Task
I want to calculate the permanent P of a NxN matrix for N up to 100. I can make use of the fact that the matrix features only M=4 (or slightly more) different rows and cols. The matrix might look like
A1 ... A1 B1 ... B1 C1 ... C1 D1 ... D1 |
... | r1 identical rows
A1 ... A1 B1 ... B1 C1 ... C1 D1 ... D1 |
A2 ... A2 B2 ... B2 C2 ... C2 D2 ... D2
...
A2 ... A2 B2 ... B2 C2 ... C2 D2 ... D2
A3 ... A3 B3 ... B2 C2 ... C2 D2 ... D2
...
A3 ... A3 B3 ... B3 C3 ... C3 D3 ... D3
A4 ... A4 B4 ... B4 C4 ... C4 D4 ... D4
...
A4 ... A4 B4 ... B4 C4 ... C4 D4 ... D4
---------
c1 identical cols
and c and r are the multiplicities of cols and rows.

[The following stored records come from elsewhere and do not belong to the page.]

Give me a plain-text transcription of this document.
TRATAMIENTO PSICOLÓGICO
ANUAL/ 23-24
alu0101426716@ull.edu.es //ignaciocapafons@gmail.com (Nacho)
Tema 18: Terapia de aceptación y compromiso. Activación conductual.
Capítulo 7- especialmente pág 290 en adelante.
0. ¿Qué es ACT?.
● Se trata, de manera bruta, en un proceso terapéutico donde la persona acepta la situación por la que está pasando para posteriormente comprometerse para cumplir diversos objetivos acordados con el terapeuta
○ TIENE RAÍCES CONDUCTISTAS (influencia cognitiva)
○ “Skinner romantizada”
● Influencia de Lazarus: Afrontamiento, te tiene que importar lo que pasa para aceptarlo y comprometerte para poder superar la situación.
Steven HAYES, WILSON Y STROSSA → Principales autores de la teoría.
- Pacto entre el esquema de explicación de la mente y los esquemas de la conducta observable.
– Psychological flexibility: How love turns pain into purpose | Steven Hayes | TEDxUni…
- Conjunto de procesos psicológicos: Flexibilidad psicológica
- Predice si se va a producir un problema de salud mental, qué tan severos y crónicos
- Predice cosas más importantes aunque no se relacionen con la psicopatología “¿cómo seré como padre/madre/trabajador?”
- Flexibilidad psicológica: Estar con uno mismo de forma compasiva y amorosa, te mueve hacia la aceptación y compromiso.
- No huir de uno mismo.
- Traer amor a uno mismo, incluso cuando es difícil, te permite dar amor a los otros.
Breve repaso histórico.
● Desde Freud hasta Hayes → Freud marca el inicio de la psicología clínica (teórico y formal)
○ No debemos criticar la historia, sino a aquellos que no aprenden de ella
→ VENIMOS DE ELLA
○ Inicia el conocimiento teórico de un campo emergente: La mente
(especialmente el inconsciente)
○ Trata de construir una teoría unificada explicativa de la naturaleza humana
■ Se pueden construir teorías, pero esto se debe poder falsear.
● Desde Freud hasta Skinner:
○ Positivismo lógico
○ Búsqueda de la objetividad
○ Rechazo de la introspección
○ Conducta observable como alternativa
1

All values in the matrix are laying between 0 and 1 and are encoded as double precision floating-point numbers.
Algorithm
I tried to use the Ryser formula to calculate the permanent. For the formula, one needs to first calculate the sum of each row and multiply all the row sums. For the matrix above this yields
S0 = (c1 * A1 + c2 * B1 + c3 * C1 + c4 * D1)^r1 * ...
* (c1 * A4 + c2 * B4 + c3 * C4 + c4 * D4)^r4
As a next step the same is done with col 1 deleted
S1 = ((c1-1) * A1 + c2 * B1 + c3 * C1 + c4 * D1)^r1 * ...

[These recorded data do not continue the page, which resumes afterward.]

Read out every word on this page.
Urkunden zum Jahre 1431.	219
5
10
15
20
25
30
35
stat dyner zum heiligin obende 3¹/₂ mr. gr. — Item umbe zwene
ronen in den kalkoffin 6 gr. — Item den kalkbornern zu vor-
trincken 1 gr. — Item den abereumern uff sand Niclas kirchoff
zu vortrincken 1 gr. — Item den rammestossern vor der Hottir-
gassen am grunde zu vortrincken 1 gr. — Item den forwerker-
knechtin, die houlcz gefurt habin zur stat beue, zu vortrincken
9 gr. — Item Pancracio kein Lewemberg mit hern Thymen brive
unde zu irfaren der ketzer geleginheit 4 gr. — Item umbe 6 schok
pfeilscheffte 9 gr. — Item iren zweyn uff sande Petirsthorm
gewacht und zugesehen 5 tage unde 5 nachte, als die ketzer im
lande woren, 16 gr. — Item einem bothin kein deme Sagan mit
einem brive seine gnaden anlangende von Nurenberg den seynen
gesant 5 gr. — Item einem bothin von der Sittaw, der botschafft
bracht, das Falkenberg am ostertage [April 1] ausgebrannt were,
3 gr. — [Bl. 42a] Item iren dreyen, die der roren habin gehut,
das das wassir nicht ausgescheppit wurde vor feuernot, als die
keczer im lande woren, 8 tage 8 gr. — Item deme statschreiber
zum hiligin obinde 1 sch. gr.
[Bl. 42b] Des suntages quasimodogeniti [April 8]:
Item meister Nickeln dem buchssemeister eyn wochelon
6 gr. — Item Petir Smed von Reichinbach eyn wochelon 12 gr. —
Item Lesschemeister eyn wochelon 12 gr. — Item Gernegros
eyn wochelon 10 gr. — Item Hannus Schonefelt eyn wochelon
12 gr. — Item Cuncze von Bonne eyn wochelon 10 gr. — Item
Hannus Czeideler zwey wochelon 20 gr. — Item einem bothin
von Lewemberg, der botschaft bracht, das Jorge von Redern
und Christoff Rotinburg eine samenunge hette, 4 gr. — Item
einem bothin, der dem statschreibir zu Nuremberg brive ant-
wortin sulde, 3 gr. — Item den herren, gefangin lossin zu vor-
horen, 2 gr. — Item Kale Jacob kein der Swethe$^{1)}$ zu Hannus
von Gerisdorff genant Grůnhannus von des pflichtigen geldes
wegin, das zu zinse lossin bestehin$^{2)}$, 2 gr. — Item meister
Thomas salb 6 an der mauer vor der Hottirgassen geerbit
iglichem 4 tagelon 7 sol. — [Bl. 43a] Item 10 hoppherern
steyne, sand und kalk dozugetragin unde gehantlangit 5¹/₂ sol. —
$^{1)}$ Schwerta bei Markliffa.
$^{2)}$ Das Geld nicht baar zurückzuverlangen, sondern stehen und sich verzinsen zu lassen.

* ((c1-1) * A4 + c2 * B4 + c3 * C4 + c4 * D4)^r4
and this number is subtracted from S0.
The algorithm continues with all possible ways to delete single and group of cols and the products of the row sums of the remaining matrix are added (even number of cols deleted) and subtracted (odd number of cols deleted). The task can be solved relative efficiently if one makes use of the identical cols (for example the result S1 will pop up exactly c1 times).
Problem
Even if the final result is small the values of the intermediate results S0, S1, ... can reach values up to N^N. A double can hold this number but the absolute precision for such big numbers is below or on the order of the expected overall result. The expected result P is on the order of c1!*c2!*c3!*c4! (actually I am interested in P/(c1!*c2!*c3!*c4!) which should lay between 0 and 1).

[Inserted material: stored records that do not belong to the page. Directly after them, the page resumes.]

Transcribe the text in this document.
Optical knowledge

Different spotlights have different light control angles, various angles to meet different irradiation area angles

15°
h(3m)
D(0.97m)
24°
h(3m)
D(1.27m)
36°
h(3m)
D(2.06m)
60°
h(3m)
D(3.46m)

I tried to arrange the additions and subtractions of the values S in a way that the sums of the intermediate results are around 0. This helps in the sense that I can avoid intermediate results that are exceeding N^N, but this improves things only a little bit. I also thought about using logarithms for the intermediate results to keep the absolute numbers down - but the relative accuracy of the encoded numbers will be still bounded by the encoding as floating point number and I think I will run into the same problem. If possible, I want to avoid the usage of data types that are implementing a variable-precision arithmetic for performance reasons (currently I am using matlab).